Un lait ne peut être d’origine végétale, mais en revanche, une saucisse ou même un steak peuvent ne contenir aucune particule d’origine animale. Ainsi en ont décidé les députés européens par un vote, le 23 octobre dernier. Décryptage.

Les mots ont un sens précis, et leur commune compréhension par tous est un puissant vecteur de civilisation. Les structures officielles ne manquent pas, composées de gens compétents et rigoureux, pour veiller à leur bon usage. Pour autant, personne n’est propriétaire d’un mot, avec faculté absolue et définitive d’interdire à d’autres d’en user autrement. La preuve par un vote du Parlement européen en date du 23 octobre dernier, appelé à se prononcer sur le droit d’appeler « lait » un liquide qui ne provient pas d’une sécrétion mammaire, et « steak » une substance qui n’est pas de la viande.
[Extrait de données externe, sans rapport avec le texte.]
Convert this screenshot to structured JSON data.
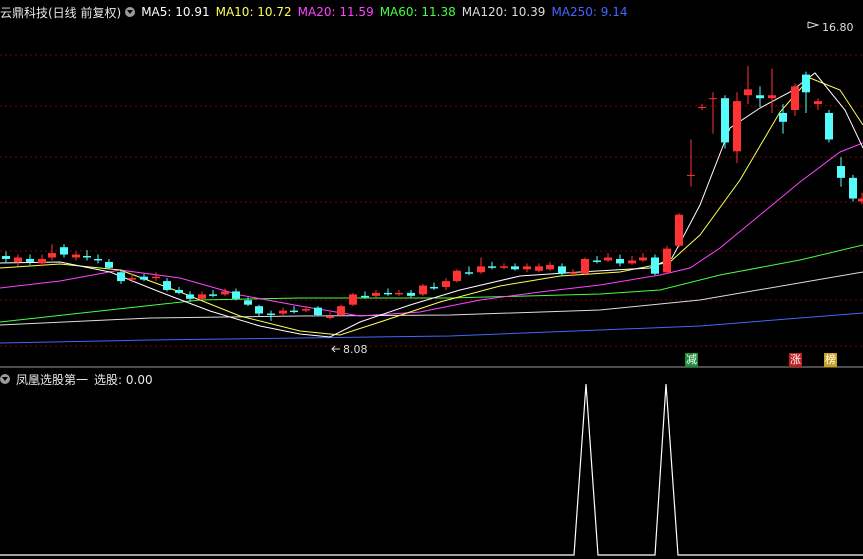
{
  "main_header": {
    "stock": "云鼎科技(日线 前复权)",
    "ma": [
      {
        "label": "MA5: 10.91",
        "color": "#ffffff"
      },
      {
        "label": "MA10: 10.72",
        "color": "#ffff55"
      },
      {
        "label": "MA20: 11.59",
        "color": "#ff44ff"
      },
      {
        "label": "MA60: 11.38",
        "color": "#44ff44"
      },
      {
        "label": "MA120: 10.39",
        "color": "#dddddd"
      },
      {
        "label": "MA250: 9.14",
        "color": "#4466ff"
      }
    ]
  },
  "annotations": {
    "high": "16.80",
    "low": "8.08"
  },
  "tags": [
    {
      "text": "减",
      "bg": "#1e8c3a"
    },
    {
      "text": "涨",
      "bg": "#c02020"
    },
    {
      "text": "榜",
      "bg": "#c8a020"
    }
  ],
  "sub_header": {
    "title": "凤凰选股第一",
    "value_label": "选股: 0.00"
  },
  "colors": {
    "up": "#ff3333",
    "down": "#54fcfc",
    "grid": "#880000",
    "signal": "#ffffff"
  },
  "chart_data": {
    "type": "candlestick",
    "series": [
      {
        "name": "MA5",
        "color": "#ffffff"
      },
      {
        "name": "MA10",
        "color": "#ffff55"
      },
      {
        "name": "MA20",
        "color": "#ff44ff"
      },
      {
        "name": "MA60",
        "color": "#44ff44"
      },
      {
        "name": "MA120",
        "color": "#dddddd"
      },
      {
        "name": "MA250",
        "color": "#4466ff"
      }
    ],
    "ma_values": {
      "MA5": 10.91,
      "MA10": 10.72,
      "MA20": 11.59,
      "MA60": 11.38,
      "MA120": 10.39,
      "MA250": 9.14
    },
    "high": 16.8,
    "low": 8.08,
    "indicator": {
      "name": "选股",
      "value": 0.0
    }
  }
}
Or, en même temps qu’ils mettaient le holà à l’extension aux produits d’origine végétale des termes caractéristiques des produits laitiers tels que « crème, beurre, fromage, yoghourt », les eurodéputés acceptaient néanmoins que des appellations telles que « steak, hamburger, saucisse, escalope » puissent s’appliquer à des produits à base  exclusivement végétale. À première vue, cela semble incohérent et il est légitime de se demander pourquoi de telles options, apparemment contradictoires.
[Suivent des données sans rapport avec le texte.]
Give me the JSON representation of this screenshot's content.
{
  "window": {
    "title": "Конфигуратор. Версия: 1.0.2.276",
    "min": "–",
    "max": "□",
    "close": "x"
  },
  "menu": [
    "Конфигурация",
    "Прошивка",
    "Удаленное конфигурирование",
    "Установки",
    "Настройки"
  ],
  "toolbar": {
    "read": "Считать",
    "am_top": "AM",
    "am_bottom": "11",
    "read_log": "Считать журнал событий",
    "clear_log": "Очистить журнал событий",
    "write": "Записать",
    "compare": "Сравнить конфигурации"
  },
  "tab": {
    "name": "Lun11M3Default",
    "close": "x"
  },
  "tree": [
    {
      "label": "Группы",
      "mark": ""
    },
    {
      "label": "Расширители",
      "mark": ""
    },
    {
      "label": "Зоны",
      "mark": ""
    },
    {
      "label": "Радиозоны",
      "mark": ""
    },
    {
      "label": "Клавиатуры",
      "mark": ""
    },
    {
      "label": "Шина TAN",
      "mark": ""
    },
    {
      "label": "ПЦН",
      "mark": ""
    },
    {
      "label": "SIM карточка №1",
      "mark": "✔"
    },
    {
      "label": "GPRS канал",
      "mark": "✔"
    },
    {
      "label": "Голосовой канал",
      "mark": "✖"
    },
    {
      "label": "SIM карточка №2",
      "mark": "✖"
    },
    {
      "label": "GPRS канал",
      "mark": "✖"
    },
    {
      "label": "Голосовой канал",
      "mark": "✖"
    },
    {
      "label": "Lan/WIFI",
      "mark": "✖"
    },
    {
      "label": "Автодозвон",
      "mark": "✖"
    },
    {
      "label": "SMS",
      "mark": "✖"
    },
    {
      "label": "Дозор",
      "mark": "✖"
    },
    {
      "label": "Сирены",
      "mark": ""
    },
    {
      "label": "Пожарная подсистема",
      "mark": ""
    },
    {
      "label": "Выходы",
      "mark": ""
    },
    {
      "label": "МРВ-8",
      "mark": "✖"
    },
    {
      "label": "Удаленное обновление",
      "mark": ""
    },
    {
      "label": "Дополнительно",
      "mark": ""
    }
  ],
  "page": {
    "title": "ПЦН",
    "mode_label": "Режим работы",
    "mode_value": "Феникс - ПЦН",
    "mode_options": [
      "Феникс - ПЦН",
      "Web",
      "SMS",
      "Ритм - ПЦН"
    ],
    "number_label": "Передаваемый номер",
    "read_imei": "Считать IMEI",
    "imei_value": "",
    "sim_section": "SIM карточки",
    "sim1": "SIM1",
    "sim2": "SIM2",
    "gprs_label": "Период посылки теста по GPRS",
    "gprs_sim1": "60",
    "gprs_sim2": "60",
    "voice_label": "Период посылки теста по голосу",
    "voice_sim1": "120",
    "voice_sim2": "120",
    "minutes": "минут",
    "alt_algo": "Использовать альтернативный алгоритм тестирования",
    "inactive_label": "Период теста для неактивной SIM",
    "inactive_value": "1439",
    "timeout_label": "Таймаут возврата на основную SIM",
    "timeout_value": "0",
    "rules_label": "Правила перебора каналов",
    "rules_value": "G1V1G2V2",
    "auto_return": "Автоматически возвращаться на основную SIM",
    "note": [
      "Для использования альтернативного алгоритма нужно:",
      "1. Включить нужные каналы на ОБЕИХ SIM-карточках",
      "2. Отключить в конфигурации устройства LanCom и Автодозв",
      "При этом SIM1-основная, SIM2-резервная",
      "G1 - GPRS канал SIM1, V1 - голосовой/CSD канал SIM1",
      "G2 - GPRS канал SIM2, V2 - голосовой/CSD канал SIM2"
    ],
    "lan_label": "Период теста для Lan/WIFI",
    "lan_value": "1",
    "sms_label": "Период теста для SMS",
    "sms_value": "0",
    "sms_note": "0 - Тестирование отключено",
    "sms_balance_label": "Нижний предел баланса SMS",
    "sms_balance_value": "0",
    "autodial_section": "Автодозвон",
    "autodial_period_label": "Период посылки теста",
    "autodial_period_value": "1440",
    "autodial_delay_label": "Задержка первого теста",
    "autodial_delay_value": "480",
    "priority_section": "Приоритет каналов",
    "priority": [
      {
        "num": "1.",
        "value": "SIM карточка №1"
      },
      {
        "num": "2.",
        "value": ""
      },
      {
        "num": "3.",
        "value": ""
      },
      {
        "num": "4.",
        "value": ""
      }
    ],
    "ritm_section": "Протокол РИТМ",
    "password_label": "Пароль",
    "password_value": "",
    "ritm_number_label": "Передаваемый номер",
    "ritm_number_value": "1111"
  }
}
L’initiative de demander que des termes soient totalement écartés pour qualifier des produits ne comportant aucune origine animale est venue du Copa-Cogeca, fédération européenne des principaux syndicats d’agriculteurs. Soutenue par la Commission de l’Agriculture du Parlement de Bruxelles, elle vise à protéger le consommateur de toute information trompeuse quant à la dénomination d’un produit supposé d’origine animale, mais qui en réalité ne contient rien qui provienne d’une « partie comestible » d’un animal.
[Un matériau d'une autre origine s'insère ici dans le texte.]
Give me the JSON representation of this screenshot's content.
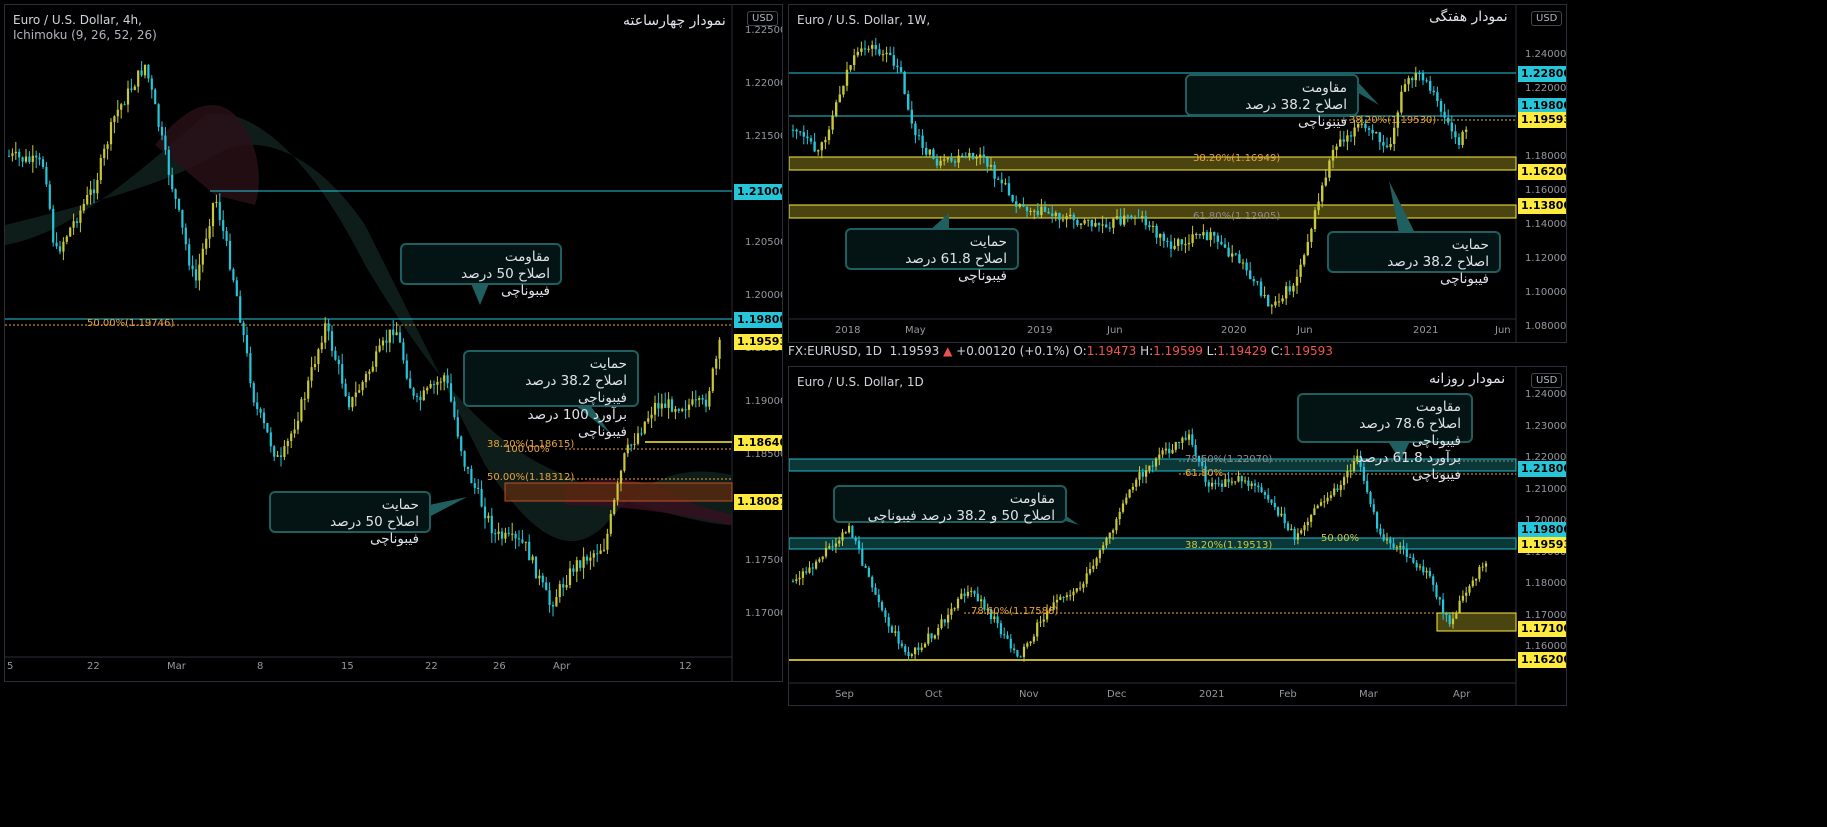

Or, s’il est clair pour tout le monde que le mot « viande » ne saurait être utilisé pour qualifier un produit végétal, la question prête à confusion dès lors qu’on parle de la manière d’accommoder cette viande : et la différence fondamentale que soulève le vote des quelque 650 députés européens, issus de 27 pays aux traditions culinaires diverses, c’est que les mots n’ont pas le même sens d’un pays à l’autre ou d’un député à l’autre ! Ainsi, on a pu soulever que, de longue date dans les pays de tradition anglo-saxonne, on parle de « mushroom steak » (steak de champignon), cuisiné avec des chapeaux de champignons de couche de grosse taille. Le steak ne serait donc pas forcément à base de viande… En ce qui concerne la saucisse ou le hamburger, ce serait plutôt le procédé de fabrication qui expliquerait son nom : un hachis introduit dans un boyau pour l’une, une « préparation » entre deux tranches de pain rond pour l’autre. Cela reste discutable, car tant le hachis que la préparation du burger, à l’origine, contenaient essentiellement de la viande. Mais aujourd’hui, la création culinaire bouleverse les codes, et le célèbre chef étoilé Jean-François Piège a donné ses lettres de noblesse à la saucisse végétale, dans l’un de ses restaurants.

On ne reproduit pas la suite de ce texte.